Comimos carne criada en el campo del padre de Rodrigo. Una vaquillona deliciosa que habían sacrificado en vistas a ese fin de semana que estaría poblado de amigos. Carne, pan y vino. Nada de ensalada. A lo gaucho. Esa tarde nos volvimos a Corrientes con las arterias cargadas de ternera, con los ojos hinchados de tanto comer, como drogados.
Ahora volvemos a vernos, pero es invierno y estamos al otro lado del Atlántico. Rodrigo no pierde su cadencia correntina. Con el gamulán largo y las botas me parece mucho más alto de lo que lo recordaba. Igual es muy alto. Blanca es española, es hermosa y amable, tiene los ojos grandes y el pelo oscuro y enrulado, largo. Nos lleva al bar al que iba con su padre cuando era una niña. Solamente sirven jerez y algunas aceitunas. Tiene cien años, un mostrador de madera, enorme, algunas mesas, y unos estantes adosados a la pared donde la gente deposita los abrigos. Atrás del mostrador hay una estantería repleta de botellas de licor que nunca se sirvieron, cubiertas de polvo y de la grasa que se acumula con el tiempo. Está prohibido sacar fotos, nos advierte Blanca. Tomamos manzanilla, que es un tipo de jerez, y arriesgamos que se llama así por el color, parecido al de la infusión.

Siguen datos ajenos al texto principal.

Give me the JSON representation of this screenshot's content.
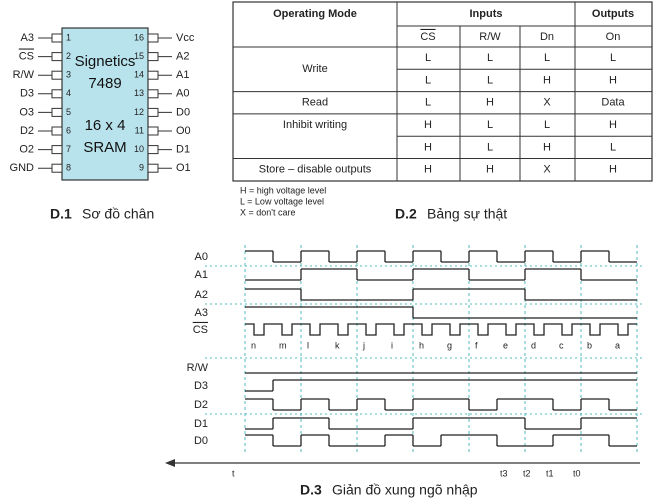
{
  "pinout": {
    "chip_lines": [
      "Signetics",
      "7489",
      "16 x 4",
      "SRAM"
    ],
    "left_pins": [
      {
        "number": 1,
        "label": "A3"
      },
      {
        "number": 2,
        "label": "CS"
      },
      {
        "number": 3,
        "label": "R/W"
      },
      {
        "number": 4,
        "label": "D3"
      },
      {
        "number": 5,
        "label": "O3"
      },
      {
        "number": 6,
        "label": "D2"
      },
      {
        "number": 7,
        "label": "O2"
      },
      {
        "number": 8,
        "label": "GND"
      }
    ],
    "right_pins": [
      {
        "number": 16,
        "label": "Vcc"
      },
      {
        "number": 15,
        "label": "A2"
      },
      {
        "number": 14,
        "label": "A1"
      },
      {
        "number": 13,
        "label": "A0"
      },
      {
        "number": 12,
        "label": "D0"
      },
      {
        "number": 11,
        "label": "O0"
      },
      {
        "number": 10,
        "label": "D1"
      },
      {
        "number": 9,
        "label": "O1"
      }
    ],
    "caption": {
      "label": "D.1",
      "text": "Sơ đồ chân"
    }
  },
  "truth_table": {
    "headers": [
      "Operating Mode",
      "Inputs",
      "Outputs"
    ],
    "subheaders": [
      "CS",
      "R/W",
      "Dn",
      "On"
    ],
    "modes": [
      {
        "name": "Write",
        "rows": [
          [
            "L",
            "L",
            "L",
            "L"
          ],
          [
            "L",
            "L",
            "H",
            "H"
          ]
        ]
      },
      {
        "name": "Read",
        "rows": [
          [
            "L",
            "H",
            "X",
            "Data"
          ]
        ]
      },
      {
        "name": "Inhibit writing",
        "rows": [
          [
            "H",
            "L",
            "L",
            "H"
          ],
          [
            "H",
            "L",
            "H",
            "L"
          ]
        ]
      },
      {
        "name": "Store – disable outputs",
        "rows": [
          [
            "H",
            "H",
            "X",
            "H"
          ]
        ]
      }
    ],
    "notes": [
      "H = high voltage level",
      "L = Low voltage level",
      "X = don't care"
    ],
    "caption": {
      "label": "D.2",
      "text": "Bảng sự thật"
    }
  },
  "timing": {
    "signals": [
      {
        "name": "A0",
        "levels": [
          1,
          0,
          1,
          0,
          1,
          0,
          1,
          0,
          1,
          0,
          1,
          0,
          1,
          0
        ]
      },
      {
        "name": "A1",
        "levels": [
          0,
          0,
          1,
          1,
          0,
          0,
          1,
          1,
          0,
          0,
          1,
          1,
          0,
          0
        ]
      },
      {
        "name": "A2",
        "levels": [
          1,
          1,
          0,
          0,
          0,
          0,
          1,
          1,
          1,
          1,
          0,
          0,
          0,
          0
        ]
      },
      {
        "name": "A3",
        "levels": [
          1,
          1,
          1,
          1,
          1,
          1,
          0,
          0,
          0,
          0,
          0,
          0,
          0,
          0
        ]
      },
      {
        "name": "CS",
        "strobe": true
      },
      {
        "name": "R/W",
        "levels": [
          0,
          0,
          0,
          0,
          0,
          0,
          0,
          0,
          0,
          0,
          0,
          0,
          0,
          0
        ]
      },
      {
        "name": "D3",
        "levels": [
          0,
          1,
          1,
          1,
          1,
          1,
          1,
          1,
          1,
          1,
          1,
          1,
          1,
          1
        ]
      },
      {
        "name": "D2",
        "levels": [
          1,
          0,
          1,
          0,
          1,
          0,
          1,
          1,
          0,
          1,
          1,
          0,
          1,
          0
        ]
      },
      {
        "name": "D1",
        "levels": [
          0,
          1,
          1,
          0,
          0,
          0,
          1,
          1,
          1,
          1,
          0,
          0,
          1,
          1
        ]
      },
      {
        "name": "D0",
        "levels": [
          1,
          0,
          1,
          0,
          0,
          1,
          0,
          1,
          1,
          0,
          0,
          1,
          1,
          0
        ]
      }
    ],
    "slot_labels": [
      "n",
      "m",
      "l",
      "k",
      "j",
      "i",
      "h",
      "g",
      "f",
      "e",
      "d",
      "c",
      "b",
      "a"
    ],
    "time_labels": [
      "t",
      "t3",
      "t2",
      "t1",
      "t0"
    ],
    "caption": {
      "label": "D.3",
      "text": "Giản đồ xung ngõ nhập"
    }
  }
}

Después vamos a comer a una taberna. El circuito de bares de Rodrigo y Blanca queda por la Plaza del Sol, así que subiremos y bajaremos callecitas toda la noche, yendo de un sitio a otro. La segunda parada es para comer, pues la manzanilla nos dejó el estómago y el pico calientes, pero la noche recién comienza. En este lugar, con las cañas sirven un cocido de garbanzos maravilloso, el mejor que voy a probar esos días en Madrid. Después de varias rondas aquí y allá, y como parte del itinerario acordado, vamos a ver a otro amigo que tenemos en común, Salem. Salem es escritor de novelas policiales y poeta, y hace muy poco, dos semanas apenas, se puso un bar. Creo que todos queremos poner un bar alguna vez, así que cada vez que conozco a alguien que lo logra lo tomo casi como si fuera un logro personal. El bar se llama Alevosía, y todavía huele a pintura fresca. Nuestro amigo está muy contento, y al verlo con el pañuelo negro en la cabeza, sirviendo cañas, pienso que es de esos tipos que nacieron para estar atrás de una barra. Brindamos por que le vaya bien. Le irá bien.
Nuestra noche sigue todavía un poco más, aunque ya es de madrugada. Todo parece cerrado, pero Rodrigo sabe de otro lugar que está abierto hasta tarde.
Hace mucho frío, y a pesar de la hora, seguirá oscuro hasta las ocho de la mañana. Casi nadie anda por las calles, el aire está tan nuevo que da gusto.